SpaceX Crew Dragon docks with International Space Station

The Crew Dragon capsule of Space X has successfully docked with the International Space Station.

SpaceX Crew Dragon Capsule

  • The demonstration mission is named as Demo-1.
  • It was a test mission before it can begin taking US astronauts into space.
  • After the successful docking, the crew members of International Space Station opened the hatch of the space capsule and, for the first time, penetrated its interior in space.
  • The Dragon Capsule had carried Ripley, a test dummy named after the heroine from Alien Movies, an untethered plush toy, 400 pounds (about 181 kg) of supplies and experiments to the ISS.
  • During the mission, Flight computers guided the spacecraft directly into a docking port, unlike the previous cargo Dragon spacecraft that were attached to the space station after captured by a robotic arm.

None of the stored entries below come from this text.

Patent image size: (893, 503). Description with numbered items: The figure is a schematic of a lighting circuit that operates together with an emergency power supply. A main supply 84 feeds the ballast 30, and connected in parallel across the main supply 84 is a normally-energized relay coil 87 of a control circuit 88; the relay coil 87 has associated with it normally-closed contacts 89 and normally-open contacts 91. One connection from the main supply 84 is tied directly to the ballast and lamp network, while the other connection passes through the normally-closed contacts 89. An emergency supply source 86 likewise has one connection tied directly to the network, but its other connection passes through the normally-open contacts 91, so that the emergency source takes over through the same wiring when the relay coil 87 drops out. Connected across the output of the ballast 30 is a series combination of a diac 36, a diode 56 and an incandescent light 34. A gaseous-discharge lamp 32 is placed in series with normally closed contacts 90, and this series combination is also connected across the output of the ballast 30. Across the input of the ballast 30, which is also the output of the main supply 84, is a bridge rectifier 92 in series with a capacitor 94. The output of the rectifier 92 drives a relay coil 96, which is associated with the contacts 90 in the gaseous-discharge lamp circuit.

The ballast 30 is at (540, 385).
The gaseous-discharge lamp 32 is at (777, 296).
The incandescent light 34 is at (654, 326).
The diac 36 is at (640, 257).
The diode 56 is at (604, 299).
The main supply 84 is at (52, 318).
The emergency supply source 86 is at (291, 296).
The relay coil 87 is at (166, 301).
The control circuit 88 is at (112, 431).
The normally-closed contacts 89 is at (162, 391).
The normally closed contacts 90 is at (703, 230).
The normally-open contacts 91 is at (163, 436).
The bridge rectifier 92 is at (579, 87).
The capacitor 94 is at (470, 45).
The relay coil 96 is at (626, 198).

International Space Station

The International Space Station is a habitable artificial satellite in low Earth orbit. The ISS maintains an orbit with an altitude of between 330 and 435 km (205 and 270 mi) by means of reboost manoeuvres and  circles the Earth in roughly 92 minutes and completes 15.5 orbits per day
The ISS programme is a joint project between five participating space agencies: NASA (United States), Roscosmos (Russia), JAXA (Japan), ESA (Europe), and CSA (Canada).

Demo-1 was a dress rehearsal to demonstrate that the vehicle is reliable and safe so that NASA can resume manned flights from US soil this year and reduce its reliance on Russia to ferry its astronauts to the space station since the end of the US space shuttle program in 2011 after a 30-year run.